Para um pai que viaja com frequência a trabalho, a rotina de contar histórias de ninar para o filho de três anos era um ritual insubstituível. Diante da ausência, Max Fricke decidiu não apenas automatizar a tarefa, mas personalizá-la ao extremo: ele usou inteligência artificial para clonar a própria voz e criar um contador de histórias sob demanda. A jornada foi relatada por ele em um ensaio para o Business Insider.

O projeto, que evoluiu para o aplicativo HuggleTales, não busca substituir a interação humana, segundo Fricke, mas servir como um suplemento. A iniciativa, no entanto, materializa uma nova fronteira para a IA generativa, que sai dos ambientes corporativos para endereçar dores íntimas e pessoais. O movimento sugere uma questão central: onde a tecnologia atua como ponte para a conexão e em que ponto ela começa a se tornar um substituto imperfeito do afeto?

Do protótipo ao afeto digital

Fricke, que não é programador, utilizou plataformas no-code e modelos de linguagem como ChatGPT e Gemini para gerar as narrativas. O maior desafio técnico, contudo, foi a clonagem de voz. As primeiras versões soavam robóticas e foram recebidas com ceticismo pelo filho. Após centenas de horas de treinamento e refinamento, o modelo alcançou uma fidelidade de 90%, o suficiente para ser aceito pela criança.

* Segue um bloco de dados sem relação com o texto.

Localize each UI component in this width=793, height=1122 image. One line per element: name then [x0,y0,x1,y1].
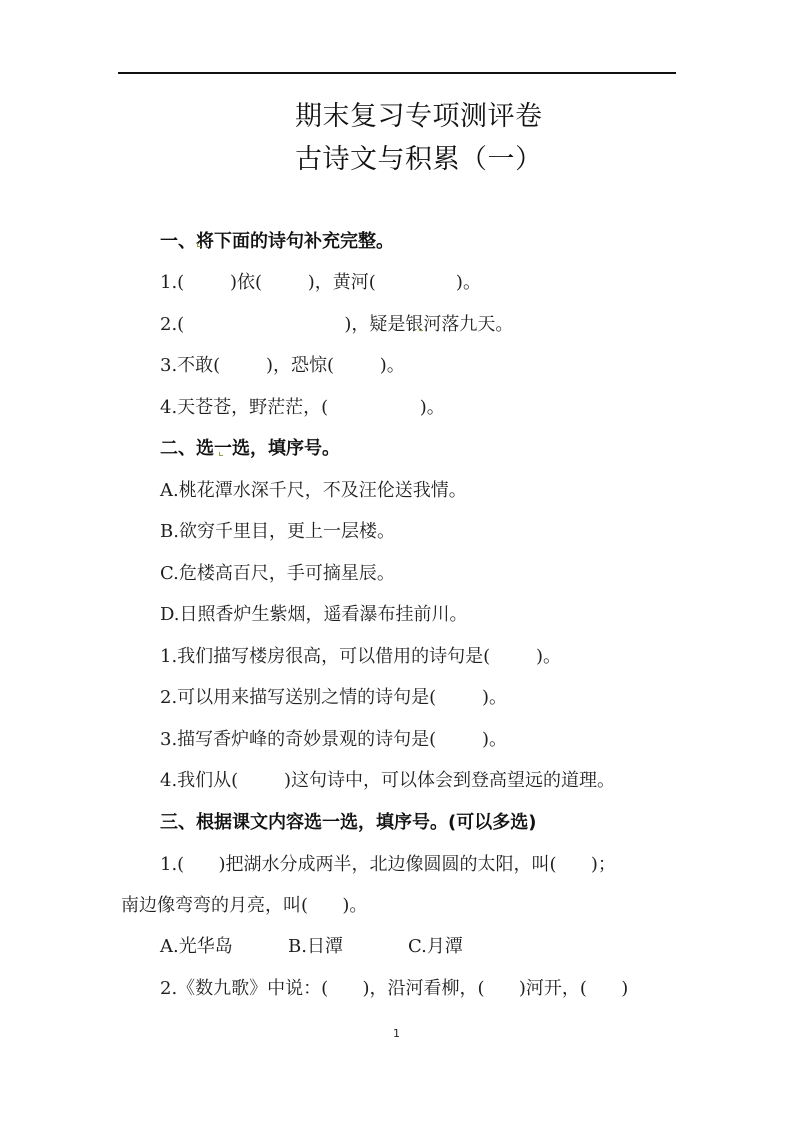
edit-mark-icon [219,452,223,456]
header-rule [118,72,676,74]
section-3-heading: 三、根据课文内容选一选，填序号。(可以多选) [160,812,537,833]
section-3-question-1-line-2: 南边像弯弯的月亮，叫( )。 [121,895,368,916]
choice-option-a: A.桃花潭水深千尺，不及汪伦送我情。 [160,480,467,501]
section-3-option-c: C.月潭 [408,936,463,957]
choice-question-2: 2.可以用来描写送别之情的诗句是( )。 [160,687,507,708]
edit-mark-icon [419,327,423,331]
section-1-heading: 一、将下面的诗句补充完整。 [160,231,394,252]
edit-mark-icon [197,243,201,247]
fill-blank-item-4: 4.天苍苍，野茫茫，( )。 [160,397,445,418]
document-subtitle: 古诗文与积累（一） [295,144,543,175]
section-2-heading: 二、选一选，填序号。 [160,438,340,459]
fill-blank-item-2: 2.( )，疑是银河落九天。 [160,314,514,335]
section-3-question-2-line-1: 2.《数九歌》中说：( )，沿河看柳，( )河开，( ) [160,978,629,999]
fill-blank-item-1: 1.( )依( )，黄河( )。 [160,272,481,293]
choice-option-c: C.危楼高百尺，手可摘星辰。 [160,563,395,584]
fill-blank-item-3: 3.不敢( )，恐惊( )。 [160,355,405,376]
choice-option-b: B.欲穷千里目，更上一层楼。 [160,521,395,542]
section-3-option-a: A.光华岛 [160,936,233,957]
choice-question-3: 3.描写香炉峰的奇妙景观的诗句是( )。 [160,729,507,750]
choice-option-d: D.日照香炉生紫烟，遥看瀑布挂前川。 [160,604,468,625]
choice-question-1: 1.我们描写楼房很高，可以借用的诗句是( )。 [160,646,561,667]
choice-question-4: 4.我们从( )这句诗中，可以体会到登高望远的道理。 [160,770,615,791]
document-title: 期末复习专项测评卷 [295,101,543,132]
section-3-question-1-line-1: 1.( )把湖水分成两半，北边像圆圆的太阳，叫( )； [160,854,616,875]
page-number: 1 [393,1027,400,1040]
section-3-option-b: B.日潭 [288,936,343,957]
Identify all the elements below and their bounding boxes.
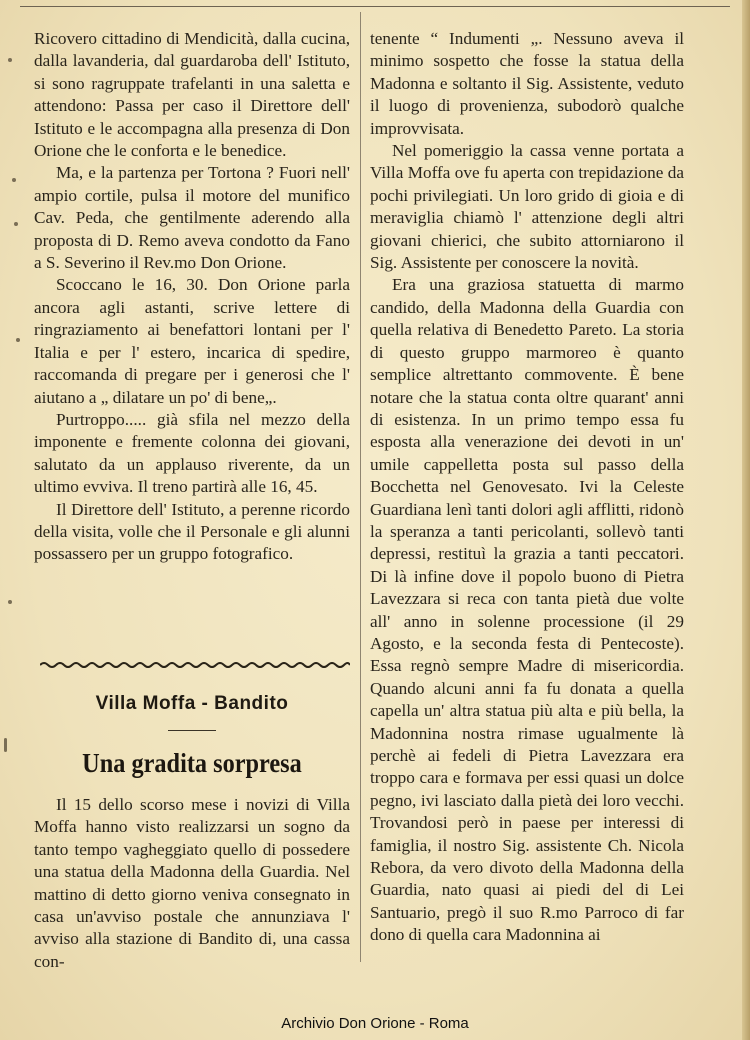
paragraph: Era una graziosa statuetta di marmo candido, della Madonna della Guardia con quella relativa di Benedetto Pareto. La storia di questo gruppo marmoreo è quanto semplice altrettanto commovente. È bene notare che la statua conta oltre quarant' anni di esistenza. In un primo tempo essa fu esposta alla venerazione dei devoti in un' umile cappelletta posta sul passo della Bocchetta nel Genovesato. Ivi la Celeste Guardiana lenì tanti dolori agli afflitti, ridonò la speranza a tanti pericolanti, sollevò tanti depressi, restituì la grazia a tanti peccatori. Di là infine dove il popolo buono di Pietra Lavezzara si reca con tanta pietà due volte all' anno in solenne processione (il 29 Agosto, e la seconda festa di Pentecoste). Essa regnò sempre Madre di misericordia. Quando alcuni anni fa fu donata a quella capella un' altra statua più alta e più bella, la Madonnina nostra rimase ugualmente là perchè ai fedeli di Pietra Lavezzara era troppo cara e formava per essi quasi un dolce pegno, ivi lasciato dalla pietà dei loro vecchi. Trovandosi però in paese per interessi di famiglia, il nostro Sig. assistente Ch. Nicola Rebora, da vero divoto della Madonna della Guardia, nato quasi ai piedi del di Lei Santuario, pregò il suo R.mo Parroco di far dono di quella cara Madonnina ai bbox=[370, 275, 684, 945]
archive-label: Archivio Don Orione - Roma bbox=[281, 1015, 469, 1032]
scan-speck bbox=[8, 600, 12, 604]
paragraph: Ricovero cittadino di Mendicità, dalla cucina, dalla lavanderia, dal guardaroba dell' Istituto, si sono ragruppate trafelanti in una saletta e attendono: Passa per caso il Direttore dell' Istituto e le accompagna alla presenza di Don Orione che le conforta e le benedice. bbox=[34, 29, 350, 161]
left-column bbox=[34, 28, 350, 566]
page-edge bbox=[742, 0, 750, 1040]
scan-speck bbox=[16, 338, 20, 342]
paragraph: Nel pomeriggio la cassa venne portata a Villa Moffa ove fu aperta con trepidazione da pochi privilegiati. Un loro grido di gioia e di meraviglia chiamò l' attenzione degli altri giovani chierici, che subito attorniarono il Sig. Assistente per conoscere la novità. bbox=[370, 141, 684, 273]
paragraph: Il 15 dello scorso mese i novizi di Villa Moffa hanno visto realizzarsi un sogno da tanto tempo vagheggiato quello di possedere una statua della Madonna della Guardia. Nel mattino di detto giorno veniva consegnato in casa un'avviso postale che annunziava l' avviso alla stazione di Bandito di, una cassa con- bbox=[34, 795, 350, 971]
paragraph: Purtroppo..... già sfila nel mezzo della imponente e fremente colonna dei giovani, salutato da un applauso riverente, da un ultimo evviva. Il treno partirà alle 16, 45. bbox=[34, 409, 350, 497]
paragraph: Il Direttore dell' Istituto, a perenne ricordo della visita, volle che il Personale e gli alunni possassero per un gruppo fotografico. bbox=[34, 499, 350, 564]
top-rule bbox=[20, 6, 730, 7]
article-start bbox=[34, 794, 350, 973]
paragraph: tenente “ Indumenti „. Nessuno aveva il minimo sospetto che fosse la statua della Madonna e soltanto il Sig. Assistente, veduto il luogo di provenienza, subodorò qualche improvvisata. bbox=[370, 29, 684, 138]
article-headline: Una gradita sorpresa bbox=[82, 748, 302, 778]
ornamental-rule bbox=[40, 660, 350, 670]
section-title: Villa Moffa - Bandito bbox=[95, 693, 289, 714]
scan-speck bbox=[8, 58, 12, 62]
paragraph: Scoccano le 16, 30. Don Orione parla ancora agli astanti, scrive lettere di ringraziamento ai benefattori lontani per l' Italia e per l' estero, incarica di spedire, raccomanda di pregare per i generosi che l' aiutano a „ dilatare un po' di bene„. bbox=[34, 275, 350, 407]
paragraph: Ma, e la partenza per Tortona ? Fuori nell' ampio cortile, pulsa il motore del munifico Cav. Peda, che gentilmente aderendo alla proposta di D. Remo aveva condotto da Fano a S. Severino il Rev.mo Don Orione. bbox=[34, 163, 350, 273]
scan-speck bbox=[4, 738, 7, 752]
short-rule bbox=[168, 730, 216, 731]
column-divider bbox=[360, 12, 361, 962]
scan-speck bbox=[12, 178, 16, 182]
right-column bbox=[370, 28, 684, 947]
scan-speck bbox=[14, 222, 18, 226]
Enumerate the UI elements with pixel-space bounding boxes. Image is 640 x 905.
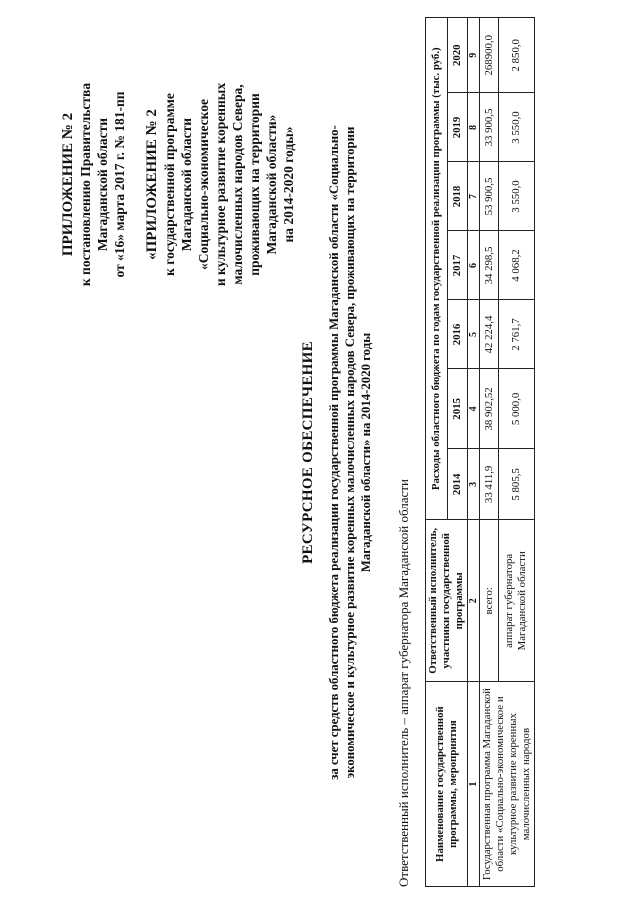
value-cell: 2 761,7 (498, 300, 534, 369)
executor-cell: аппарат губернатора Магаданской области (498, 520, 534, 682)
header-program-name: Наименование государственной программы, мероприятия (426, 682, 468, 887)
year-header: 2016 (447, 300, 467, 369)
value-cell: 4 068,2 (498, 231, 534, 300)
value-cell: 33 411,9 (480, 449, 499, 520)
appendix-line: Магаданской области (179, 117, 194, 252)
appendix-line: «Социально-экономическое (196, 99, 211, 270)
appendix-date: от «16» марта 2017 г. № 181-пп (112, 91, 127, 278)
appendix-block (60, 12, 297, 357)
program-name-cell: Государственная программа Магаданской области «Социально-экономическое и культурное развитие коренных малочисленных народов (480, 682, 535, 887)
appendix-line: к постановлению Правительства (78, 82, 93, 287)
value-cell: 42 224,4 (480, 300, 499, 369)
document-title: РЕСУРСНОЕ ОБЕСПЕЧЕНИЕ (300, 341, 316, 564)
appendix-line: на 2014-2020 годы» (281, 126, 296, 243)
appendix-line: и культурное развитие коренных (213, 82, 228, 287)
column-number: 8 (468, 93, 480, 162)
value-cell: 38 902,52 (480, 369, 499, 449)
header-executor: Ответственный исполнитель, участники государственной программы (426, 520, 468, 682)
value-cell: 34 298,5 (480, 231, 499, 300)
column-number: 5 (468, 300, 480, 369)
value-cell: 268900,0 (480, 18, 499, 94)
value-cell: 5 000,0 (498, 369, 534, 449)
appendix-line: к государственной программе (162, 93, 177, 276)
header-expenses: Расходы областного бюджета по годам государственной реализации программы (тыс. руб.) (426, 18, 448, 520)
value-cell: 2 850,0 (498, 18, 534, 94)
appendix-line: Магаданской области (95, 117, 110, 252)
value-cell: 3 550,0 (498, 93, 534, 162)
column-number: 4 (468, 369, 480, 449)
appendix-line: малочисленных народов Севера, (230, 84, 245, 285)
year-header: 2015 (447, 369, 467, 449)
appendix-line: проживающих на территории (247, 93, 262, 276)
column-number: 7 (468, 162, 480, 231)
subtitle-line: Магаданской области» на 2014-2020 годы (359, 332, 373, 573)
column-number: 9 (468, 18, 480, 94)
column-number: 1 (468, 682, 480, 887)
subtitle-line: экономическое и культурное развитие коренных малочисленных народов Севера, проживающих на территории (343, 126, 357, 779)
resource-table (425, 17, 535, 887)
value-cell: 5 805,5 (498, 449, 534, 520)
column-number: 2 (468, 520, 480, 682)
year-header: 2020 (447, 18, 467, 94)
year-header: 2018 (447, 162, 467, 231)
value-cell: 53 900,5 (480, 162, 499, 231)
year-header: 2014 (447, 449, 467, 520)
table-row (480, 18, 499, 887)
year-header: 2017 (447, 231, 467, 300)
appendix-title: ПРИЛОЖЕНИЕ № 2 (60, 112, 76, 257)
value-cell: 33 900,5 (480, 93, 499, 162)
value-cell: 3 550,0 (498, 162, 534, 231)
subtitle-line: за счет средств областного бюджета реализации государственной программы Магаданской области «Социально- (327, 125, 341, 780)
executor-cell: всего: (480, 520, 499, 682)
responsible-executor: Ответственный исполнитель – аппарат губернатора Магаданской области (396, 479, 411, 887)
document-subtitle (326, 30, 374, 875)
year-header: 2019 (447, 93, 467, 162)
column-number: 3 (468, 449, 480, 520)
appendix-title-2: «ПРИЛОЖЕНИЕ № 2 (144, 109, 160, 260)
column-number: 6 (468, 231, 480, 300)
appendix-line: Магаданской области» (264, 114, 279, 255)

A ideia se apoia em produtos já existentes, como o Toniebox — um alto-falante infantil que toca histórias gravadas. A inovação de Fricke foi adicionar uma camada de interatividade e hiperpersonalização, permitindo que seu filho pedisse uma história sobre qualquer tema e a ouvisse instantaneamente, com a cadência da voz paterna. O objetivo era dar à criança autonomia e conforto na ausência do pai.

Um algoritmo como ferramenta de conexão

O fundador do HuggleTales reconhece que o termo “clonagem de voz” pode soar distópico. Ele posiciona a ferramenta não como um atalho para evitar o contato via FaceTime ou telefone, mas como um recurso adicional no arsenal da parentalidade moderna. O uso, inclusive, se estende para momentos em que ele está em casa, mas exausto demais para criar uma nova história do zero.

O caso é um microcosmo da “domesticação” da IA. A tecnologia, antes vista como uma força impessoal, torna-se uma ferramenta moldada para fins privados e emocionais. A discussão se desloca do potencial da tecnologia em si para a intenção de seu uso. A questão não é se um algoritmo pode contar uma história, mas se ele serve como uma ponte para manter a conexão durante uma ausência inevitável ou como uma muleta para terceirizar a presença.

A iniciativa de Fricke, nascida do desejo de um pai de oferecer um “abraço emocional” à distância, ilustra a tensão inerente à era da IA. A resposta, por enquanto, parece estar menos na perfeição técnica da clonagem e mais na complexidade dos laços que ela se propõe a mediar.